Is there something like the update function but where I can set it to wait for a certain amount of time before it repeats?
Take a look at coroutines
You can just have it repeat loop over and over, and have it delay at the beginning/end/wherever you want.
Sorry I’m really bad at understanding the references. What if for example I had a Int at 100 and I wanted it to decrease by 1 every 2 seconds. Could you possibly give me an example?
Well with this example, InvokeRepeating would be a simpler way to understand/use…
public class Example: MonoBehaviour
{
int health = 100;
void Start()
{
InvokeRepeat("LowerHealth",1.0f, 2.0f); //in one second, start calling this function, every 2secs
}
void LowerHealth()
{
health--; // lower health value by 1
}
}
Here’s the way with Coroutines, just so you can see how those work/differ:
public class Example: MonoBehaviour
{
int health = 100;
void Start()
{
StartCoroutine("LowerHealth");
// or do it this way if you want to have the "handle" to the coroutine so you can stop it easier later..
//IEnumerator myCoroutine = StartCoroutine("LowerHealth");
}
IEnumerator LowerHealth()
{
while (true) // this just equates to "repeat forever"
{
yield return new WaitForSeconds(2f); // "pauses" for 2 seconds.. note, the actual game doesn't pause..
health--; // lower health value by 1
}
}
}
The StartCoroutine command would kick off this LowerHealth method. Within it, it would continually loop forever. At the start of the loop, it would wait for 2 seconds to pass, then lower the health by 1.
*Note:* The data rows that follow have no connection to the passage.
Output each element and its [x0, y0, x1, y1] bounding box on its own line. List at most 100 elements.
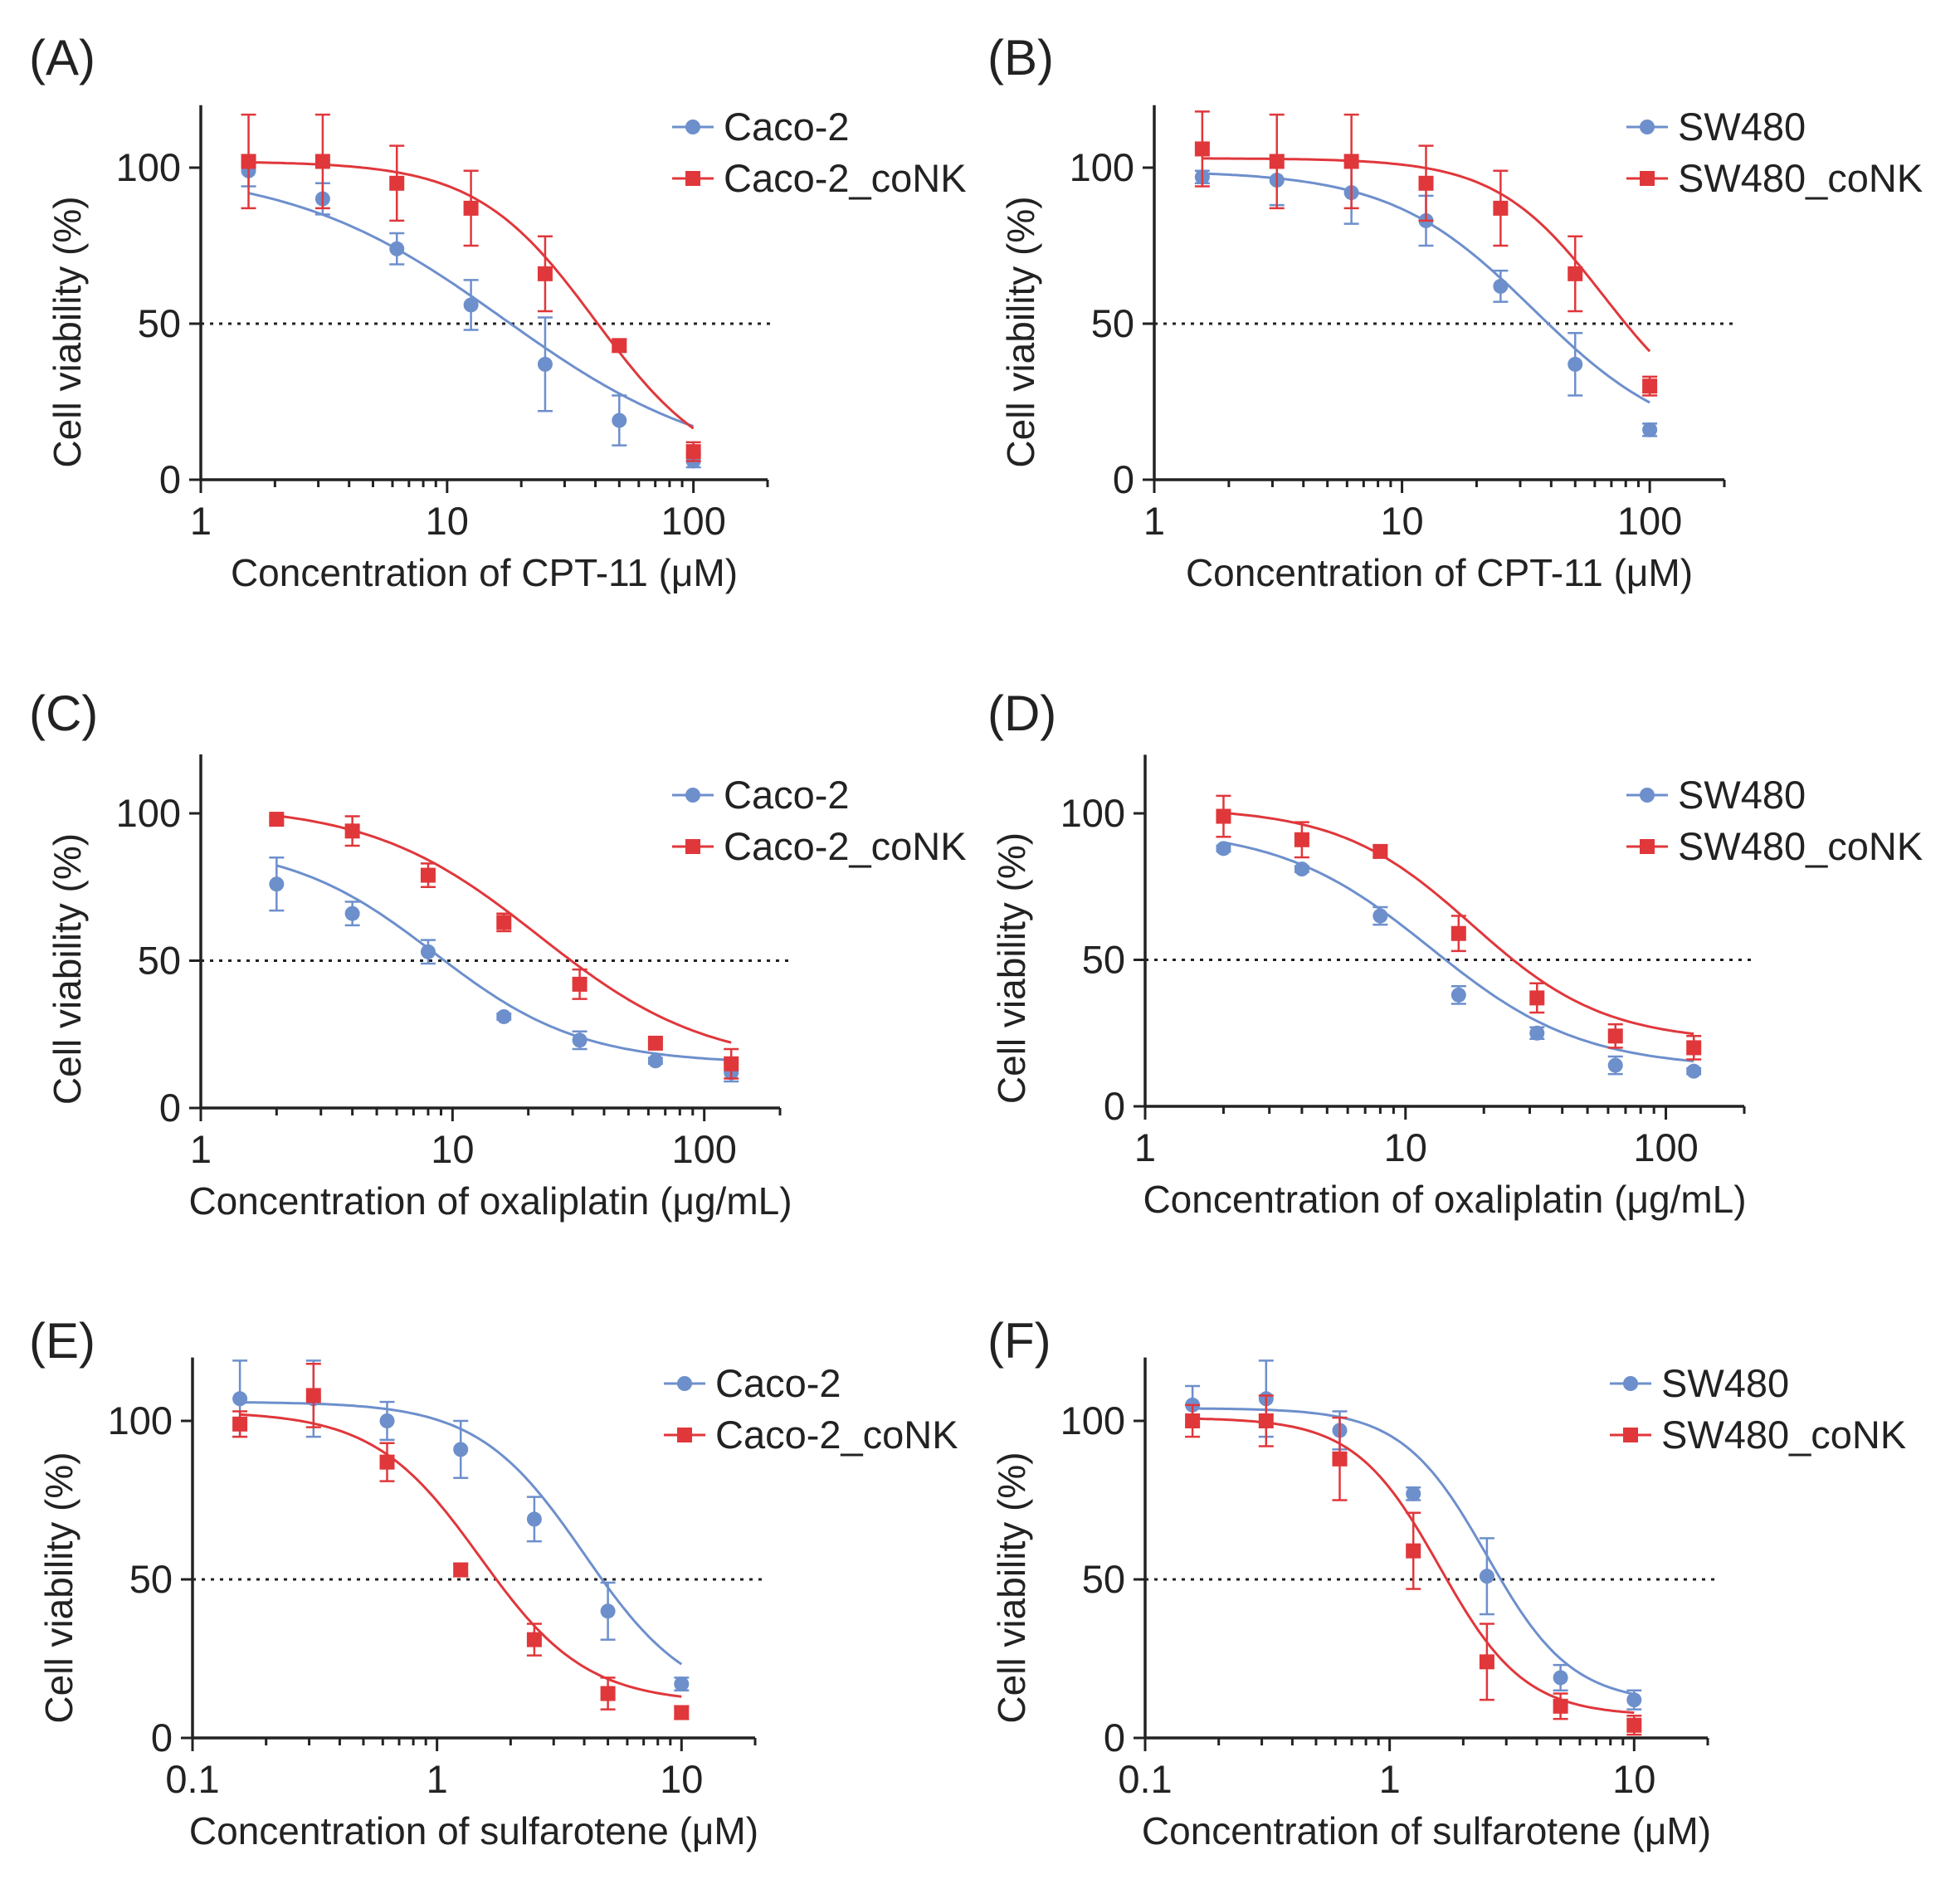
y-tick-label: 50: [1082, 938, 1125, 982]
data-point: [241, 154, 256, 169]
legend-marker: [1640, 171, 1655, 186]
data-point: [379, 1454, 395, 1470]
chart-panel-d: (D) 0 50 100 1 10 100 Concentration of oxalipla…: [987, 686, 1923, 1221]
legend-label: SW480: [1661, 1361, 1789, 1405]
legend-label: SW480_coNK: [1678, 824, 1923, 868]
panel-label: (C): [29, 686, 98, 741]
panel-label: (A): [29, 30, 95, 85]
data-point: [1686, 1040, 1702, 1056]
data-point: [1529, 1025, 1545, 1041]
data-point: [647, 1053, 663, 1069]
y-tick-label: 50: [1091, 301, 1134, 345]
x-axis-title: Concentration of sulfarotene (μM): [1142, 1809, 1711, 1852]
x-tick-label: 100: [1633, 1125, 1698, 1169]
data-point: [389, 241, 405, 256]
data-point: [612, 338, 627, 354]
x-axis-title: Concentration of oxaliplatin (μg/mL): [1143, 1178, 1746, 1221]
data-point: [1450, 925, 1466, 941]
chart-panel-a: (A) 0 50 100 1 10 100 Concentration of CPT-11 (…: [29, 30, 967, 594]
data-point: [314, 154, 330, 169]
fit-curve-caco-2: [275, 864, 732, 1062]
panel-label: (B): [987, 30, 1054, 85]
legend-label: SW480_coNK: [1678, 156, 1923, 200]
data-point: [526, 1511, 542, 1527]
legend-label: SW480_coNK: [1661, 1413, 1906, 1457]
y-tick-label: 50: [1082, 1557, 1125, 1601]
data-point: [453, 1562, 469, 1578]
data-point: [1479, 1569, 1494, 1584]
x-tick-label: 10: [431, 1127, 474, 1171]
x-tick-label: 1: [190, 1127, 212, 1171]
data-point: [1642, 378, 1658, 394]
data-point: [647, 1035, 663, 1051]
chart-panel-e: (E) 0 50 100 0.1 1 10 Concentration of sulfarot…: [29, 1313, 958, 1852]
data-point: [1406, 1543, 1421, 1559]
data-point: [420, 944, 436, 959]
x-axis-title: Concentration of sulfarotene (μM): [189, 1809, 758, 1852]
data-point: [1553, 1670, 1568, 1686]
y-tick-label: 100: [1060, 1398, 1125, 1442]
data-point: [1553, 1698, 1568, 1714]
y-axis-title: Cell viability (%): [990, 832, 1033, 1104]
legend-marker: [685, 120, 700, 134]
data-point: [269, 876, 285, 892]
y-axis-title: Cell viability (%): [990, 1452, 1033, 1723]
data-point: [344, 905, 360, 921]
y-tick-label: 0: [151, 1716, 173, 1760]
data-point: [1343, 154, 1359, 169]
data-point: [1406, 1486, 1421, 1501]
data-point: [1479, 1654, 1494, 1670]
y-tick-label: 0: [1113, 457, 1134, 501]
chart-panel-c: (C) 0 50 100 1 10 100 Concentration of oxalipla…: [29, 686, 967, 1223]
legend-marker: [1640, 788, 1655, 803]
y-axis-title: Cell viability (%): [46, 833, 89, 1105]
data-point: [1332, 1451, 1348, 1467]
data-point: [463, 297, 479, 313]
panel-label: (E): [29, 1313, 95, 1369]
x-tick-label: 1: [1379, 1757, 1401, 1801]
y-tick-label: 50: [129, 1557, 173, 1601]
data-point: [612, 412, 627, 428]
data-point: [674, 1705, 690, 1720]
data-point: [232, 1391, 248, 1407]
data-point: [1493, 200, 1509, 216]
x-tick-label: 10: [1380, 499, 1423, 543]
data-point: [1294, 861, 1309, 877]
panel-label: (D): [987, 686, 1056, 741]
data-point: [1493, 278, 1509, 294]
data-point: [496, 915, 512, 930]
data-point: [537, 266, 553, 281]
legend-label: Caco-2: [715, 1361, 841, 1405]
x-tick-label: 10: [1612, 1757, 1655, 1801]
legend-marker: [685, 788, 700, 803]
data-point: [1626, 1717, 1642, 1733]
data-point: [674, 1677, 690, 1692]
data-point: [379, 1413, 395, 1428]
data-point: [1607, 1028, 1623, 1044]
data-point: [1294, 832, 1309, 847]
legend-label: SW480: [1678, 773, 1806, 817]
data-point: [572, 976, 588, 992]
data-point: [305, 1388, 321, 1403]
data-point: [685, 444, 701, 460]
x-axis-title: Concentration of oxaliplatin (μg/mL): [188, 1179, 792, 1223]
data-point: [1607, 1057, 1623, 1073]
chart-panel-f: (F) 0 50 100 0.1 1 10 Concentration of sulfarot…: [987, 1313, 1906, 1852]
data-point: [537, 356, 553, 372]
legend-marker: [1640, 839, 1655, 854]
y-tick-label: 100: [1060, 791, 1125, 835]
legend-marker: [677, 1428, 692, 1442]
y-tick-label: 0: [159, 457, 181, 501]
data-point: [1642, 422, 1658, 437]
x-tick-label: 1: [1134, 1125, 1156, 1169]
legend-label: Caco-2_coNK: [724, 824, 967, 868]
data-point: [1568, 356, 1583, 372]
x-tick-label: 10: [1384, 1125, 1427, 1169]
legend-label: Caco-2: [724, 773, 850, 817]
x-tick-label: 0.1: [165, 1757, 219, 1801]
legend-label: SW480: [1678, 105, 1806, 149]
data-point: [420, 867, 436, 883]
legend-label: Caco-2_coNK: [724, 156, 967, 200]
y-tick-label: 0: [1104, 1716, 1125, 1760]
data-point: [453, 1442, 469, 1457]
There are smarter ways to handle the wait so that it doesn’t keep reallocating memory, but we’ll leave that alone for now while you figure this out. There’s some good info on coroutines here:
Both of the methods you gave me go down way faster then 1 every 2 seconds. Like, both would be down to zero after 3 seconds. Something to note, the Coroutine one waited 2 seconds before going down really fast while the Invoke one just started going down immediately. It would seem the Coroutine one waits the two seconds but doesn’t loop back while the Invoke one doesn’t wait or loop. Solution?
Oh crap, sorry, for both examples… change Update to Start. ![]()
I’ve modified the code above. That would have had them basically spawning several iterations of the same function each frame, rather than just have one iteration of the function doing its thing.
Yup all’s good now! Thanks for the help!